La finale a lieu le dimanche après-midi à partir de 15h30, quand le soleil est au zénith, par une température avoisinant les 35°. Le terrain de détente est en plein soleil, pas un parasol ni même un palmier pour procurer un brin d’ombre aux chevaux avant de rentrer en piste, elle aussi en pleine exposition.
Pas de point d’eau à proximité immédiate mais une buvette payante pour les cavaliers ! Des tribunes découvertes plein sud pour le grand public venu malgré tout très nombreux et essayant de se rafraîchir tant bien que mal avec leurs programmes en guise d’éventail.

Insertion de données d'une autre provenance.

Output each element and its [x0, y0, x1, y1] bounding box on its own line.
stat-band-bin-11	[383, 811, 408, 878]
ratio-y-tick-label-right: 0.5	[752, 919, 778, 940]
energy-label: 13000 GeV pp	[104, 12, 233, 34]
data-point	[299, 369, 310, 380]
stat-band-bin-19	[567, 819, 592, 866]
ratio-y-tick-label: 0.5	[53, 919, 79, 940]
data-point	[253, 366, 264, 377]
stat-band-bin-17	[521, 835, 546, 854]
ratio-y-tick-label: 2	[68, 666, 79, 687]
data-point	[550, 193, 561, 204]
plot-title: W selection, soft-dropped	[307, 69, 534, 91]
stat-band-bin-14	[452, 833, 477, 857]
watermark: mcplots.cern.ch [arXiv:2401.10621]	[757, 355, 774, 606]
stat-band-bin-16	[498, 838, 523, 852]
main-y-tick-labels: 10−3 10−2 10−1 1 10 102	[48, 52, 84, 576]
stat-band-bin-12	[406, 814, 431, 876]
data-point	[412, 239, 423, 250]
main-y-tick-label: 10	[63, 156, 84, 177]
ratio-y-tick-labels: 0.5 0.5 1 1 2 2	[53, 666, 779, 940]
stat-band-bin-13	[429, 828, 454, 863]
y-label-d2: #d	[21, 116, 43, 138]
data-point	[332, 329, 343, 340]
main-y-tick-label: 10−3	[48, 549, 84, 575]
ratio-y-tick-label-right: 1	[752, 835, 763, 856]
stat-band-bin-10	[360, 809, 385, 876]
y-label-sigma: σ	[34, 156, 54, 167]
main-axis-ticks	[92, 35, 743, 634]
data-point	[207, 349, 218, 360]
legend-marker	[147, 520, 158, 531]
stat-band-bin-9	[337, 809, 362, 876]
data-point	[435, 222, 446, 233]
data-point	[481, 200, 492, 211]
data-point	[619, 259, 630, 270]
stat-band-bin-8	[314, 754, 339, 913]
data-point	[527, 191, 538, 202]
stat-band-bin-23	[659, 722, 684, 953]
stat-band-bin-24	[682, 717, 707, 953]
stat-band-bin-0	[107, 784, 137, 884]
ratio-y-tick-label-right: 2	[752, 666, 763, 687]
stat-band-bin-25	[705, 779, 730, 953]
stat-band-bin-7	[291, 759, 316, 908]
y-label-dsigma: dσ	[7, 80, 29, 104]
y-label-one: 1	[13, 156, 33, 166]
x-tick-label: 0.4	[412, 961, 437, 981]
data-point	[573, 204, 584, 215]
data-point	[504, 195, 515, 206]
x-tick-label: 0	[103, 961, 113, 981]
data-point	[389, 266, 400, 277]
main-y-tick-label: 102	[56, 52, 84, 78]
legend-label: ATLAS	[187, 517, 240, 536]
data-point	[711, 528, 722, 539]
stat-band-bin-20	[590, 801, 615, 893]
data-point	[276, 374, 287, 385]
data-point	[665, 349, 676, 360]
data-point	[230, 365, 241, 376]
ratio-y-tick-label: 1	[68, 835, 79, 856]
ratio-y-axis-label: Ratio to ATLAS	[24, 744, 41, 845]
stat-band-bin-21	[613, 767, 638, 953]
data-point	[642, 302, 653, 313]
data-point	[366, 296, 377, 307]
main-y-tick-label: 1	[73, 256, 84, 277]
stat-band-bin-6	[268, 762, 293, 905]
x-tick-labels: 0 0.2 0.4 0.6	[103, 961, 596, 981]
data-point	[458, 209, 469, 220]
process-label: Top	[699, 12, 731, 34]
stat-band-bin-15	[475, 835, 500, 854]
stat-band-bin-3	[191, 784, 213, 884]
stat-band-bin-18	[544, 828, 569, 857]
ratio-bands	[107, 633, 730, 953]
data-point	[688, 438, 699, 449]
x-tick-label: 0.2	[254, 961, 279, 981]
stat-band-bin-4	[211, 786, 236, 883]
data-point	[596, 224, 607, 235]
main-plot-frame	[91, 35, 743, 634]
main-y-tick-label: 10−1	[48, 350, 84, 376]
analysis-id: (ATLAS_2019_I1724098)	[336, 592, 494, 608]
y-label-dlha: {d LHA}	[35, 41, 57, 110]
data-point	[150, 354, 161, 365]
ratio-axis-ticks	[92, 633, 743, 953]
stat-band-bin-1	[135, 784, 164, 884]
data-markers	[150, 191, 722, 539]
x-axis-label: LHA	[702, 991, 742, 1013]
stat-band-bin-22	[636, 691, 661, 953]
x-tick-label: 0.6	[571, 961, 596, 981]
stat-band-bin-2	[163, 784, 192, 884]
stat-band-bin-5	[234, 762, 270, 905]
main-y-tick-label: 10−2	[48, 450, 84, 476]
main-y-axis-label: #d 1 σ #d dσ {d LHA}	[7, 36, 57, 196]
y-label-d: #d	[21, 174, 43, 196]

Nous sommes sur le site du Polo Club de Barcelone qui a accueilli les Jeux olympiques. Mais les somptueuses écuries climatisées conçues à l’époque servent aujourd’hui aux propriétaires privés. Aucune disposition n’ayant été prise, les chevaux de Grand Prix n’ont reçu que des boxes démontables dans un endroit qui ressemblerait plus à un garage souterrain qu’à une écurie.
Dommage aussi pour les grooms, pour qui rien de particulier n’était prévu et qui devaient faire plus de deux kilomètres à pied entre chaque épreuve pour rejoindre les pistes, cramponner vite fait aux abords du terrain car celui-ci était en herbe alors que le trajet se faisait sur un chemin sinueux tantôt en sable tantôt en macadam. Le pied !
Ne parlons pas du service média aux confins de l’événement et des conférences de presse en esperanto (avec le mélange anglais espagnol allemand en traduction simultanée, tout le monde y perd son latin).
Pourquoi ne pas instaurer une sorte de charte de qualité et de services ? Faire par exemple la finale dans le pays qui a gagné l’année précédente, à l’image d’autres sports tel que le foot ou le rugby, afin d’apporter plus de soutien et d’intérêt pour le grand public autour d’un événement qui reste à n’en pas douter un grand concours dans le calendrier mondial. En témoigne l’intérêt qu’y portent les Etats-Unis, qui n’ont pas lésiné sur les moyens (1 million de dollars) pour soutenir les cavaliers dans leurs investissements et leurs participations aux épreuves de la Coupe des Nations.
Remercier néanmoins les sponsors tel que Samsung qui soutient la Super League. Sans eux, l’équitation végèterait encore plus bas dans les grilles de programmations télévisées. Mais pour que la fête soit réussie, il faut aussi préserver au mieux les chevaux, ces sportifs qui assurent le spectacle.